Starting from Rustdx v0.4, the original project discontinued its TCP transport layer and adopted a commercial Web API, primarily due to IP instability and operational complexity.
The original TCP roadmap included:
- IP probing and health checks
- Connection pooling
- Automatic failover
However, these features were ultimately abandoned upstream due to long-term maintenance costs.
Despite this, the early Rustdx TCP implementation established a strong technical foundation, including:
- Well-structured binary protocol parsing
- Clean domain data models
- Clear separation of transport and decoding logic
This project builds upon that foundation and reintroduces a carefully scoped TCP client, deliberately limiting scope to maintain clarity and robustness.
This is a deliberate architectural choice, not an attempt to replace commercial data providers.
Key motivations:
-
Transparency & Control
- Raw protocol visibility
- No hidden throttling or opaque retries
-
Architectural Simplicity
- No HTTP stacks or JSON parsing
- Fewer dependencies, easier debugging
-
Pytdx-Proven Model
- TCP + IP pool + retry works in practice
- Operational problems are manageable when scoped
-
Vendor Independence
- No API keys or quotas
- Suitable for private or offline use
-
Explicit Failure Handling
- Timeouts, reconnects, and backpressure are visible
- Avoids silent degradation common in wrapped APIs
Trade-off acknowledged: TCP demands stricter engineering discipline.
This project embraces that cost in exchange for control and clarity.

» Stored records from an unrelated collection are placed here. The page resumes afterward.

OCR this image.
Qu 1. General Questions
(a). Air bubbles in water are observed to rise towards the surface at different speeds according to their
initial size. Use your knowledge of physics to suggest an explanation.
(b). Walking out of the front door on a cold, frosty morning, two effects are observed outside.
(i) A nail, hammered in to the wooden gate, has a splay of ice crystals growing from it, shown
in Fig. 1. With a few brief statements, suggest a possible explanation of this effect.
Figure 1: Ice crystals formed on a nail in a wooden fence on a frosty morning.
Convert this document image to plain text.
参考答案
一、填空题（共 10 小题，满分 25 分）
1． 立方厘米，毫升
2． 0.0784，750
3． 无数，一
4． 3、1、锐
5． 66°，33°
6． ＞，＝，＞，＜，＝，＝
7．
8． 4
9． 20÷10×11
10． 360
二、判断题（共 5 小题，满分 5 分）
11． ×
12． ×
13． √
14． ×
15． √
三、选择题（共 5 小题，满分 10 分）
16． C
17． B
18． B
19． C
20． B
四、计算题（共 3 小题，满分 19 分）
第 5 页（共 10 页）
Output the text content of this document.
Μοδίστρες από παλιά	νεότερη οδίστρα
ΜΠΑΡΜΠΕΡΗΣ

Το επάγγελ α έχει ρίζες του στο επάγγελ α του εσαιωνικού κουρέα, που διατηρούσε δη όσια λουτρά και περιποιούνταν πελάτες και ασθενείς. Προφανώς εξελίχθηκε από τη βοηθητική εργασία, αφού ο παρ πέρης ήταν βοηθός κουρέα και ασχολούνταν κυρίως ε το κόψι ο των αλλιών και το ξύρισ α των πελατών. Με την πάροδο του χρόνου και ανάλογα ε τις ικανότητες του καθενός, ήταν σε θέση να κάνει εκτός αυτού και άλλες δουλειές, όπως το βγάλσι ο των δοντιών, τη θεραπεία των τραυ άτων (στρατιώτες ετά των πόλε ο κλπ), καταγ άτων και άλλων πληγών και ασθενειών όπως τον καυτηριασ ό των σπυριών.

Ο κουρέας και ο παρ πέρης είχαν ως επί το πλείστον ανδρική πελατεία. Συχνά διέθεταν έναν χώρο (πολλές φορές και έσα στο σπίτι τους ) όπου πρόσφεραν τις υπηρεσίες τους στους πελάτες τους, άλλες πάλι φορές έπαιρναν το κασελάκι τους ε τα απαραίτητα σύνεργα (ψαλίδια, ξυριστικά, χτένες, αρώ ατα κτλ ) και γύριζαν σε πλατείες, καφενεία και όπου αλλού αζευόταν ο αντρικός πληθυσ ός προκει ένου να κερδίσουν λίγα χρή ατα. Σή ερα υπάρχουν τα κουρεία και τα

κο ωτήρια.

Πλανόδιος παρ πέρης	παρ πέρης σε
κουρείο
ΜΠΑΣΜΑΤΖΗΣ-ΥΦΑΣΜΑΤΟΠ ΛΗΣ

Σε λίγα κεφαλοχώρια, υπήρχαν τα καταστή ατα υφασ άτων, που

| Feature / Project | Pytdx | Rustdx (≥0.4) | This Project |
|---|---|---|---|
| Transport | TCP | Web API | TCP |
| IP Pooling | ✅ | ❌ | ✅ |
| Failover | ✅ | ❌ | ✅ |
| Connection Pool | ✅ | ❌ | ✅ |
| Blocking API | ✅ | ❌ | ✅ |
| Async Stack | ❌ | ✅ | |
| Data Pipeline | ❌ | ❌ | ✅ (built-in) |
| Vendor Lock-in | ❌ | ✅ | ❌ |
| Debuggability | High | Medium | High |
Legend:
✅ Implemented
What works:
- TCP-based
FeedClient - Stable protocol decoding
- K-line (candlestick) data fetching
- Thread-based concurrency
- Desktop UI viewer
- Deterministic blocking behavior
What this is not:
- A drop-in Pytdx replacement
- A self-healing production data service
- A commercial market data platform
The scope is intentionally conservative and explicit.
- IP health scoring
- Smarter retry strategies
- Configurable timeout policies
- Improved logging and metrics
- Batch request optimizations
- Improved backpressure handling
- Android support
- Windows distribution improvements
- Replacing commercial APIs
- Maximizing throughput at all costs
- Abstracting away TCP semantics
This project prioritizes:
- Correctness over cleverness
- Explicit behavior over hidden automation
- Understandability over abstraction
If you are comfortable with TCP, blocking I/O, and visible failure modes, this tool aims to give you full control over your market data pipeline.